3. Bengals 27, Washington 27 (October 30, 2016)

This was a close game—but closeness doesn’t equal goodness. After these teams went to overtime, their drives went like this:

  • Punt
  • Punt
  • Missed field goal 
  • Fumble
  • End of game

The defining moment was a missed field goal by Dustin Hopkins, a chip shot from 34 yards. A German TV reporter tried interviewing Hopkins about it afterward, but a member of Washington’s PR staff sprinted into the frame to keep the German public from hearing about Hopkins’s failure:

At least British sports fans are accustomed to draws—and to extremely important late missed kicks.

2. Saints 20, Dolphins 0 (October 1, 2017)

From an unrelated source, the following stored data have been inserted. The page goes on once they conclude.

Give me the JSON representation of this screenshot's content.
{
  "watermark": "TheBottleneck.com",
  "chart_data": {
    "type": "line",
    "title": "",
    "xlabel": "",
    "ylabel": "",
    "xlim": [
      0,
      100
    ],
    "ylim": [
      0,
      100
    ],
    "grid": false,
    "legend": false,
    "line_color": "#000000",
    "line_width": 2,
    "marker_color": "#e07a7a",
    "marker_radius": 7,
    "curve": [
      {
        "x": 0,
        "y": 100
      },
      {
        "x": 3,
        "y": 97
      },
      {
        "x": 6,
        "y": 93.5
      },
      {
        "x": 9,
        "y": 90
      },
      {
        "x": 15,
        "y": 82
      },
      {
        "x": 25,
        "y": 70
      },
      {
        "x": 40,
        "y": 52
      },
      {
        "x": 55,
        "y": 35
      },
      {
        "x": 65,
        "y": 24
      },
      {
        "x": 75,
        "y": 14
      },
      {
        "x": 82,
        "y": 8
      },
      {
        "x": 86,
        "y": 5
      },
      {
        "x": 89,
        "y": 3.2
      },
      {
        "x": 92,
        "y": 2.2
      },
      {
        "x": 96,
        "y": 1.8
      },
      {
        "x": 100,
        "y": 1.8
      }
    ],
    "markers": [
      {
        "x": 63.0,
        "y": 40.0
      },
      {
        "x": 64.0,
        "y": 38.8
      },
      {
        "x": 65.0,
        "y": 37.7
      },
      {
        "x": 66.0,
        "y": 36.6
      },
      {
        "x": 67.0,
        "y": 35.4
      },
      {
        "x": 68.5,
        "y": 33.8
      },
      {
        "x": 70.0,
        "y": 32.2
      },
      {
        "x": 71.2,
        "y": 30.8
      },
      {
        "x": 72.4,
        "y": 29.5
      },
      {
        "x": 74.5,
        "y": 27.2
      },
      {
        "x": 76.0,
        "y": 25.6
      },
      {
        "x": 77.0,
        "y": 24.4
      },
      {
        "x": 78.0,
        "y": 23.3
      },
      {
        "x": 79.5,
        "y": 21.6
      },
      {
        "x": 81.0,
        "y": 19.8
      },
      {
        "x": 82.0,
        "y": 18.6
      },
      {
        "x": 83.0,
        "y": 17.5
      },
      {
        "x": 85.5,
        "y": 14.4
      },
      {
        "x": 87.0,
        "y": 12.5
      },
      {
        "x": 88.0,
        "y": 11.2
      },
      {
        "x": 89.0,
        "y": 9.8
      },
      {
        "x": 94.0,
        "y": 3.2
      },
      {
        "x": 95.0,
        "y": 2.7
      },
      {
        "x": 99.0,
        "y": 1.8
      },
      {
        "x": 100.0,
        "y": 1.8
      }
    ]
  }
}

Jay Cutler didn’t want to go to London. That was clear when his Dolphins put up 186 yards of total offense while committing 11 penalties that cost them 90 yards. At one point, Miami ran a play out of the wildcat formation, leading to perhaps the most perfect moment of Cutler’s NFL career:

1. Giants 16, Dolphins 13 (October 28, 2007)

Remember earlier in this article when I mentioned that the only Super Bowl–winning team to play in London was the 2007 Giants? Remember how one of the worst teams to play in London was the 2007 Dolphins, who went 1-15? Since ’07, there have been just five games between a team that went on to win the Super Bowl and a team that went on to receive the no. 1 NFL draft pick. One took place in London, and it was—once more, with feeling—absolutely dreadful.

Eli Manning went 8-of-22 passing for 59 yards. No touchdowns, no interceptions—just spraying throws to Yorkshire and Cornwall and all the other parts of England where no Giants receivers were. He did, however, score the Giants’ only rushing touchdown of the day, because the 2007 Dolphins were the type of team incapable of stopping Eli Manning from getting loose for 10-yard scores. Miami’s quarterback in this game was Cleo Lemon, who at one point wound up to throw and whiffed, allowing Michael Strahan to pick the ball up. The field at Wembley disintegrated, as large chunks of turf came out of the ground on virtually every play.

A good team played badly; a bad team played worse. Neither team gained 250 yards—in the entire 2020 NFL season, that happened only twice. The final score lends a false sense of competitiveness, as the Giants were up 16-6 before the Dolphins got into the end zone with a rubbish-time TD. (Rubbish time is British garbage time.) This was the very first NFL game in London. It showed that games in London were cursed from the start.